GM exec says 1,600 will lose jobs in next few days


DETROIT (AP) -- About 1,600 workers at General Motors Corp. will lose their jobs in the next few days as the troubled automaker accelerates cost cuts in order to qualify for more government aid.

GM North America President Troy Clarke said in an e-mail to employees sent Monday that the layoffs are needed to ensure the company's long-term viability.

"In these unprecedented times, GM is reinventing every aspect of our business, including our organizational size and structure, to create a lean and agile company," Clarke wrote in the e-mail obtained by The Associated Press.

Clarke said the next week will be "a very trying time for the entire GM team, but especially for those employees directly impacted by these actions."

GM is living on $13.4 billion in government loans. The automaker faces a June 1 deadline to cut costs and gain concessions from stakeholders in order to get more government help.

Last month GM began cutting 3,400 U.S. salaried jobs as part of the 47,000 job cuts that it will make worldwide by year's end.

The e-mail says GM's leadership team has received training on how to handle the layoff notification process with respect and dignity. The company, he said, will provide laid-off workers with resources and support through the process.

GM must cut costs and win concessions from bondholders and its unions in order to get more government aid. The government's auto task force has said the company must persuade the holders of $28 billion in GM bonds to take stock in exchange for part of the debt.

Unions in the U.S. and Canada must agree to concessions, too. For GM to qualify for more help, the United Auto Workers must agree to take stock for part of the roughly $20 billion that GM must pay into a union-run trust that will take over retiree health care costs starting next year.

If it doesn't restructure enough by the deadline, Detroit-based GM could be forced into Chapter 11 bankruptcy protection with the government providing financing. The government advocates a short "surgical" bankruptcy to cancel debt, change union contracts and separate underperforming units from the company.
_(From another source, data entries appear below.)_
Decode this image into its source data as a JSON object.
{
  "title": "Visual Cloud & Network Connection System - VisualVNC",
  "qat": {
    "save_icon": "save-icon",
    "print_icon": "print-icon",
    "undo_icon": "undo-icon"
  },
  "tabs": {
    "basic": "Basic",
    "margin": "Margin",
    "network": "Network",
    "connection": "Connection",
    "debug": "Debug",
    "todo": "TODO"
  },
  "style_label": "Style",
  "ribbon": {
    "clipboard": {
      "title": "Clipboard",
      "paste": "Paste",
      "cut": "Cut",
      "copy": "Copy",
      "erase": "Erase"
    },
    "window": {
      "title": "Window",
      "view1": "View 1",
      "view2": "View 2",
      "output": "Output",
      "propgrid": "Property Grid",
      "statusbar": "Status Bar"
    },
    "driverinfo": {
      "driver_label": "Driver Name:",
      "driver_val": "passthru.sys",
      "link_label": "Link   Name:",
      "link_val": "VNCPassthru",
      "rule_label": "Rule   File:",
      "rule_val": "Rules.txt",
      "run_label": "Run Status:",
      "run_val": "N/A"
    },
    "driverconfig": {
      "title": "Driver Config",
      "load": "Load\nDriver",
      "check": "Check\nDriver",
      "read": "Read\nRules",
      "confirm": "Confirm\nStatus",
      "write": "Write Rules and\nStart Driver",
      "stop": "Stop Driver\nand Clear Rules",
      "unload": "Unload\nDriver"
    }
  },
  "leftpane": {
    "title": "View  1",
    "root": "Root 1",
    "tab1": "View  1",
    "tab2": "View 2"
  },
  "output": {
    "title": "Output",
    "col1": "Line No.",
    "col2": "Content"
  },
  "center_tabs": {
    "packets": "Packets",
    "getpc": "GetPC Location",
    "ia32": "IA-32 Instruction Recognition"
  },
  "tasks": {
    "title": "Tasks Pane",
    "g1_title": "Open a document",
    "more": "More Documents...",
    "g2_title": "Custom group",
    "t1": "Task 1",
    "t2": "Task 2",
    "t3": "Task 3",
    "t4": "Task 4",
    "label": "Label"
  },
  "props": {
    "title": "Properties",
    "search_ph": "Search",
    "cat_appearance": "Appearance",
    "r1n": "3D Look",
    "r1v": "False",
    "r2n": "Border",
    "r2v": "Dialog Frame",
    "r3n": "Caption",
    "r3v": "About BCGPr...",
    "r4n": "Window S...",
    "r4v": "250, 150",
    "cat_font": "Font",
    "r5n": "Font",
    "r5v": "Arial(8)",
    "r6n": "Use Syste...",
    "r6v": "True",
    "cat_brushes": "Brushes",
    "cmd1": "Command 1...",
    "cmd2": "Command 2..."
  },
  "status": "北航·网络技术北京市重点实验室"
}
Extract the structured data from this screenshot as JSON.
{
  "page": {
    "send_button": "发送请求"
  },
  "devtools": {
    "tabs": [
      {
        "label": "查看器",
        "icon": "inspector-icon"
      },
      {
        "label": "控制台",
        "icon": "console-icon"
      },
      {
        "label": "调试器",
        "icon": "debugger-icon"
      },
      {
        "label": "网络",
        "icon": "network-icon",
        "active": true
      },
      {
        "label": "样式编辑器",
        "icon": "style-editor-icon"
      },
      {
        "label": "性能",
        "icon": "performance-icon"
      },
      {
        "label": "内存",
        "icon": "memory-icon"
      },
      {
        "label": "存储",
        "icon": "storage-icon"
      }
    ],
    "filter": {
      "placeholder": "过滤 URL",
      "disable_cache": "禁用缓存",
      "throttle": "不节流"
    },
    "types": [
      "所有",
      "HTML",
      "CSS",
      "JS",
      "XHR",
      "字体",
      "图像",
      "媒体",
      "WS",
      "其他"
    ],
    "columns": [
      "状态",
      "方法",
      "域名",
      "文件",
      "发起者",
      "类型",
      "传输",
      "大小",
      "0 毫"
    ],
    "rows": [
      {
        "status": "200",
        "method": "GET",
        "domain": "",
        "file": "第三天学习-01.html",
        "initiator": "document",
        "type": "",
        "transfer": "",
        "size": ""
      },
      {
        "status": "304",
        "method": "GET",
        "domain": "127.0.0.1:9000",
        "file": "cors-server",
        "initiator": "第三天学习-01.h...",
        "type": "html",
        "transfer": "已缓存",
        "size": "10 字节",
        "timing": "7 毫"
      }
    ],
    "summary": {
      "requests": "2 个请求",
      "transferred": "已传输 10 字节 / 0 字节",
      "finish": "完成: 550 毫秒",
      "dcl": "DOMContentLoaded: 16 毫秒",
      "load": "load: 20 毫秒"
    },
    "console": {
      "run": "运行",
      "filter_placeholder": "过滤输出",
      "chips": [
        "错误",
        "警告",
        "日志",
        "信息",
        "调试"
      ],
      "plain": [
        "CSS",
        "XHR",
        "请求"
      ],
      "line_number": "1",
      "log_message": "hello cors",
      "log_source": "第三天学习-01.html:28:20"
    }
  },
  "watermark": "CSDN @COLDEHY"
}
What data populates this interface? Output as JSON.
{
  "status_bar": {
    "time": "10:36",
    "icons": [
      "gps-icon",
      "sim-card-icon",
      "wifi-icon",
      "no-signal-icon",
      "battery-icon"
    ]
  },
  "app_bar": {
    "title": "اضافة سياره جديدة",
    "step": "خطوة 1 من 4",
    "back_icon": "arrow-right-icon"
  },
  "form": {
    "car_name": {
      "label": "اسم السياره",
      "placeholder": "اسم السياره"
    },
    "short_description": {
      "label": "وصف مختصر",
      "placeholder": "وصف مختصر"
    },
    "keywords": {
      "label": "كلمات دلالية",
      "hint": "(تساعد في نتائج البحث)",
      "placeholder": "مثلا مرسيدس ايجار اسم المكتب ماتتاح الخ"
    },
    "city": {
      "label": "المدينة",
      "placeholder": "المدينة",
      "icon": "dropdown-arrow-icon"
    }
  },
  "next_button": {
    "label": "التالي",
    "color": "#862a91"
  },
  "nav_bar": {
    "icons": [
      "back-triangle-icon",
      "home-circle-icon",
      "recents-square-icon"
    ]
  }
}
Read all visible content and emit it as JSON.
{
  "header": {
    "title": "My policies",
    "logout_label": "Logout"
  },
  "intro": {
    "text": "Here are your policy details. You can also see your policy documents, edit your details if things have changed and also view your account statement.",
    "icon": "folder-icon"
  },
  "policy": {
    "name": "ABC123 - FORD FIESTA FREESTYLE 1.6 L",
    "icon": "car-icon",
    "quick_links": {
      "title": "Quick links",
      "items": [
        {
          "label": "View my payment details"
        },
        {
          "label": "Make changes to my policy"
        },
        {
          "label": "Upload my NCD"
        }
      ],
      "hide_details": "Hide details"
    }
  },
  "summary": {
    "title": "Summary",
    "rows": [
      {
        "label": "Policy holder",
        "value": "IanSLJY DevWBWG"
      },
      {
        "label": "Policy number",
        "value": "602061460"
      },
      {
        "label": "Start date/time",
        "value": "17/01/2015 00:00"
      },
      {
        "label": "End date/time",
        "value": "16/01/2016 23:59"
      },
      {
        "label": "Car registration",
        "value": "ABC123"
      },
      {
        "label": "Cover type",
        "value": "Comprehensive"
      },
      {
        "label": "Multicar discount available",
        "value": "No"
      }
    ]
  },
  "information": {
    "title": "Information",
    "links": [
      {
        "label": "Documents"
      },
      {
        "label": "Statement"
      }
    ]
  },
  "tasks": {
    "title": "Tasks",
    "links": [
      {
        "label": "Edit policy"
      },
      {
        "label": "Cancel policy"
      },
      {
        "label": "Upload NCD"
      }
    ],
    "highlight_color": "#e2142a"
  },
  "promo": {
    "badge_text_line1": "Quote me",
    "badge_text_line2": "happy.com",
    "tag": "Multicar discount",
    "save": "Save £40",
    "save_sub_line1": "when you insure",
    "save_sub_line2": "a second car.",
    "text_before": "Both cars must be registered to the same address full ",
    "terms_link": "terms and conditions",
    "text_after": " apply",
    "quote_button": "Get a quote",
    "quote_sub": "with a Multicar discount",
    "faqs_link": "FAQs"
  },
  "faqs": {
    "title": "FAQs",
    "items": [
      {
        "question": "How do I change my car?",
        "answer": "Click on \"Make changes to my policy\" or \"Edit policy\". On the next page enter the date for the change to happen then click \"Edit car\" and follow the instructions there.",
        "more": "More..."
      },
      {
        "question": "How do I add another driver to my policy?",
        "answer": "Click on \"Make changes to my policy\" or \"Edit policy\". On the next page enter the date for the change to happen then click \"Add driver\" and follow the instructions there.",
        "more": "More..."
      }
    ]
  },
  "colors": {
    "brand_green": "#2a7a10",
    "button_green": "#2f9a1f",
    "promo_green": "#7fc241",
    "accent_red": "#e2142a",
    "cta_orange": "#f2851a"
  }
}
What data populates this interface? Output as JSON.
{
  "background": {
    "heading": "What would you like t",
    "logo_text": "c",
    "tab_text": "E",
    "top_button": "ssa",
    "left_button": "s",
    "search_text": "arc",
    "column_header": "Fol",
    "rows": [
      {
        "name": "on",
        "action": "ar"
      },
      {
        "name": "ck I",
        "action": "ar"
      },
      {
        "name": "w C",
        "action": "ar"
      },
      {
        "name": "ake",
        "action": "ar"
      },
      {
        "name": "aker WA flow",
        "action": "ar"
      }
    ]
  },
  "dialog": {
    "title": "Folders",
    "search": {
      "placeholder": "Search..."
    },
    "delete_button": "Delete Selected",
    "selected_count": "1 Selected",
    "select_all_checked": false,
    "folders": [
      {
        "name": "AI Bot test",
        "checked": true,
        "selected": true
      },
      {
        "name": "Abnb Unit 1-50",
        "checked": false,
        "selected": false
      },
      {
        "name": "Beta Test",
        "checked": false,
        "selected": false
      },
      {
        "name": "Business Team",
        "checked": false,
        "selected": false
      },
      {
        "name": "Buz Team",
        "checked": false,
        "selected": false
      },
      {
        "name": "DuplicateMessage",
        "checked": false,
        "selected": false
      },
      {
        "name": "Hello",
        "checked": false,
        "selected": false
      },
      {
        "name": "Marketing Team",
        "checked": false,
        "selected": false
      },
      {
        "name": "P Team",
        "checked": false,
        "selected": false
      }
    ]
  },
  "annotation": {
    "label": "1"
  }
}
GM CEO Fritz Henderson said Friday that the company still would prefer to restructure out of court as it tries to prove it can survive to repay the government, but he conceded that bankruptcy protection is more likely than it was in the past.

Chrysler LLC faces an earlier deadline of April 30 to gain similar concessions and finalize an alliance with Italy's Fiat Group SpA. Fiat and Chrysler are discussing a deal that would give Fiat a 20 percent stake in the Auburn Hills, Mich.-based automaker in exchange for Fiat's small-car technology.